Geography determined some of the differences between the various colonies. Ecological considerations made some richer in fishing and furs, versus others in food and cash crops. However, the colonists themselves hailed from different cultural backgrounds. Some were from England, others were Dutch, and African slaves populated large portions of the colonies and especially in the South where their labor was harnessed and exploited for economic gain. The motives behind settlement, relocation, and emigration differed from person to person or family to family but in general followed predictable patterns. Settlers with religious lifestyles formed conservative Christian communities. Those with more mercenary interests created colonies based on trade and expediency instead of romanticism.
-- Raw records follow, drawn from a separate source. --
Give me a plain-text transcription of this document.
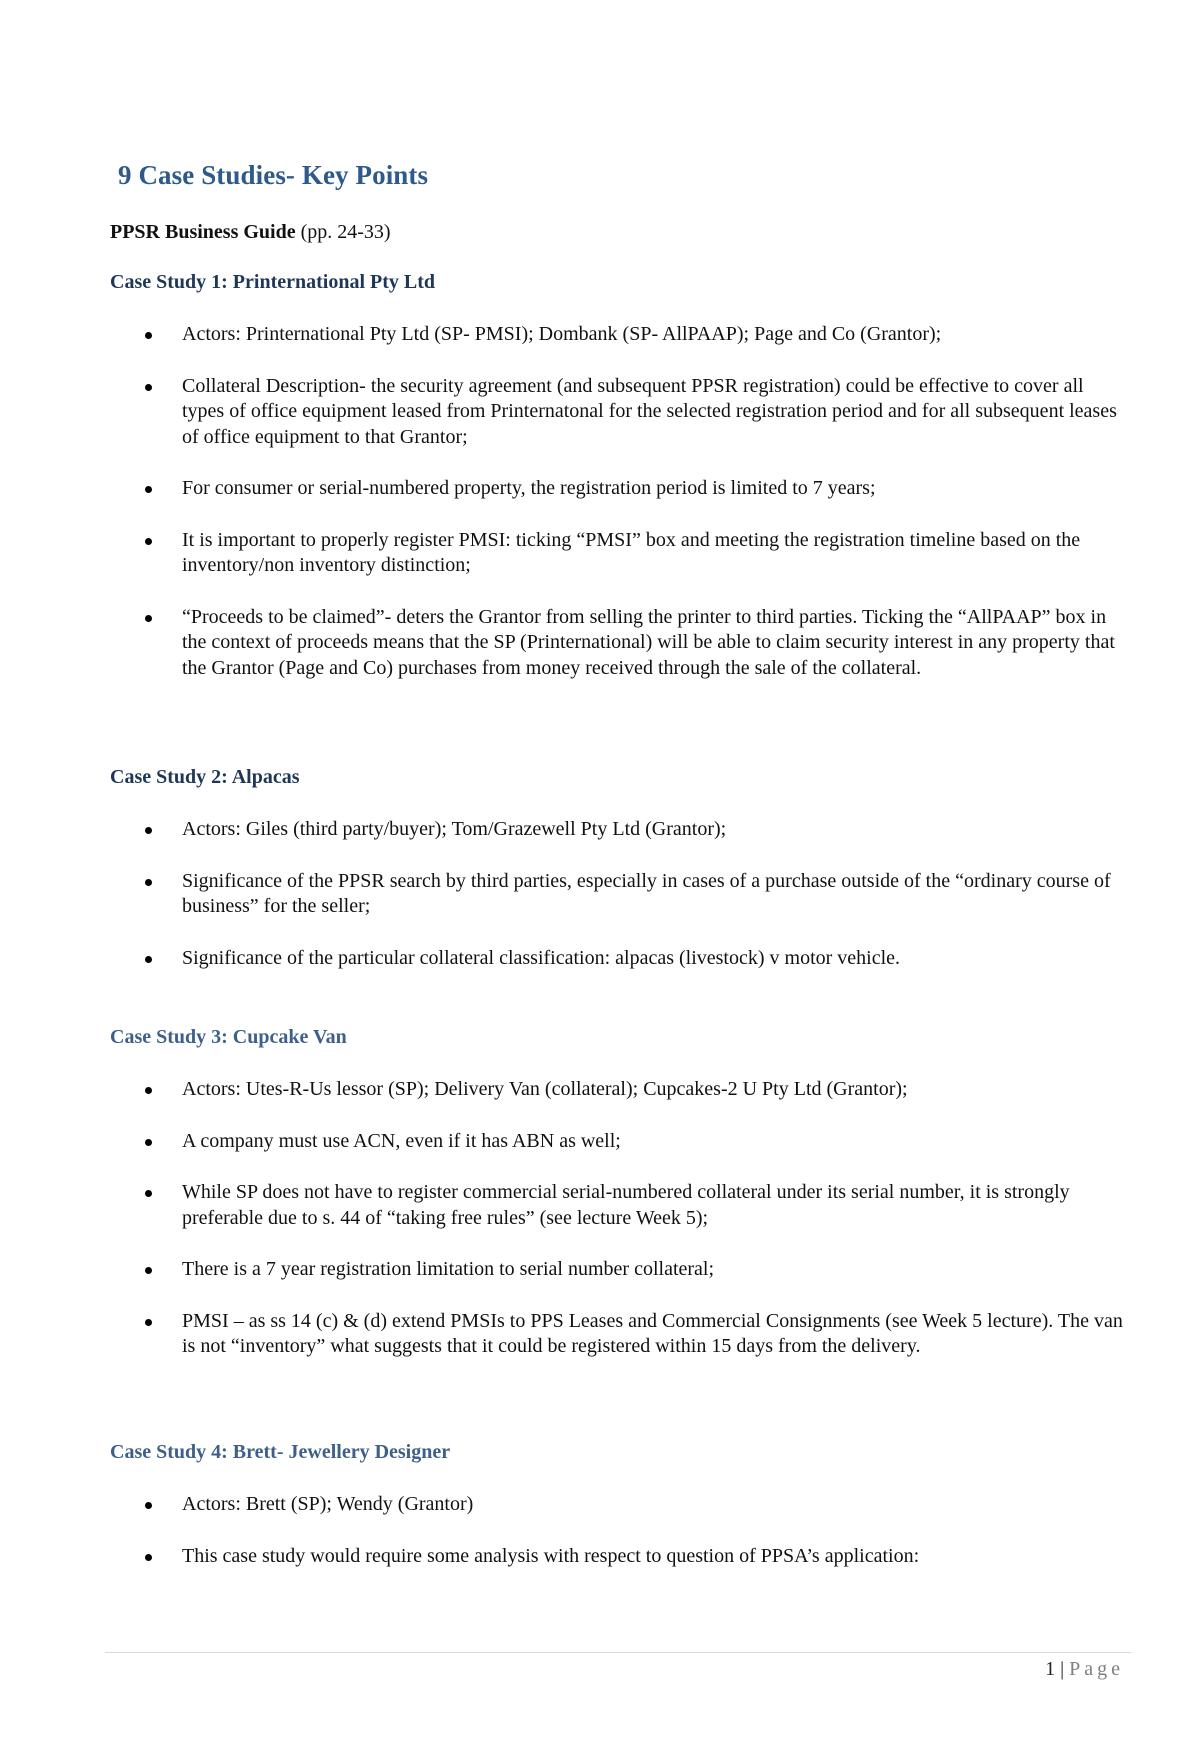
9 Case Studies- Key Points

PPSR Business Guide (pp. 24-33)

Case Study 1: Printernational Pty Ltd
Actors: Printernational Pty Ltd (SP- PMSI); Dombank (SP- AllPAAP); Page and Co (Grantor);
Collateral Description- the security agreement (and subsequent PPSR registration) could be effective to cover all types of office equipment leased from Printernatonal for the selected registration period and for all subsequent leases of office equipment to that Grantor;
For consumer or serial-numbered property, the registration period is limited to 7 years;
It is important to properly register PMSI: ticking “PMSI” box and meeting the registration timeline based on the inventory/non inventory distinction;
“Proceeds to be claimed”- deters the Grantor from selling the printer to third parties. Ticking the “AllPAAP” box in the context of proceeds means that the SP (Printernational) will be able to claim security interest in any property that the Grantor (Page and Co) purchases from money received through the sale of the collateral.
Case Study 2: Alpacas
Actors: Giles (third party/buyer); Tom/Grazewell Pty Ltd (Grantor);
Significance of the PPSR search by third parties, especially in cases of a purchase outside of the “ordinary course of business” for the seller;
Significance of the particular collateral classification: alpacas (livestock) v motor vehicle.
Case Study 3: Cupcake Van
Actors: Utes-R-Us lessor (SP); Delivery Van (collateral); Cupcakes-2 U Pty Ltd (Grantor);
A company must use ACN, even if it has ABN as well;
While SP does not have to register commercial serial-numbered collateral under its serial number, it is strongly preferable due to s. 44 of “taking free rules” (see lecture Week 5);
There is a 7 year registration limitation to serial number collateral;
PMSI – as ss 14 (c) & (d) extend PMSIs to PPS Leases and Commercial Consignments (see Week 5 lecture). The van is not “inventory” what suggests that it could be registered within 15 days from the delivery.
Case Study 4: Brett- Jewellery Designer
Actors: Brett (SP); Wendy (Grantor)
This case study would require some analysis with respect to question of PPSA’s application:
1 | Page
The differences between the colonies manifested in distinct political zones. Those zones would demarcate the first states of the union after Independence. Therefore, the political, economic, and cultural differences among the colonies would determine the political, economic, and cultural differences between the states.
The political differences that emerged between the colonies were rooted in different settlement patterns. Governance was mainly a local matter in colonial America. Towns were formed based on Old World, old country alliances. Families who traveled to the New World together generally tended to settle in the same colonial outposts and generations later became the forefathers and foremothers of the first states in the union. The New England states, which comprised the northeastern colonies and what are now the northeastern states, developed a system of local governance that depended on town hall meetings and strong communal interaction. The middle and southern colonies tended toward looser community connections and weaker central governments. Their settlers espoused the same theoretical freedoms touted by the New England colonists but politics were voiced differently in the southern colonies.
Economic differences between the colonies depended to a large degree on geography. In fact, almost all of the economic and industrial variations among colonial regions can be traced to geographic matters of chance. The New England colonists found their forests rich with fur-bearing animals, and their seas teaming with fish. Wildlife was abundant throughout the colonies, but the fur trade was especially lucrative to settlers in the northern colonies who established regular trades with the French and Indian populations outside their political borders. Middle and Southern colonies enjoyed warmer climates and different micro-terrains. The South became the agricultural hub of the colonies, built because of slavery, because of the rich soils and climate conducive to cash crops like cotton and tobacco. Cotton and tobacco became key commodities that offered the Southern colonies and many of the middle ones political leverage with the Old World, and geography would also play a major role in determining which states remained friendly toward the institution of slavery and which did not.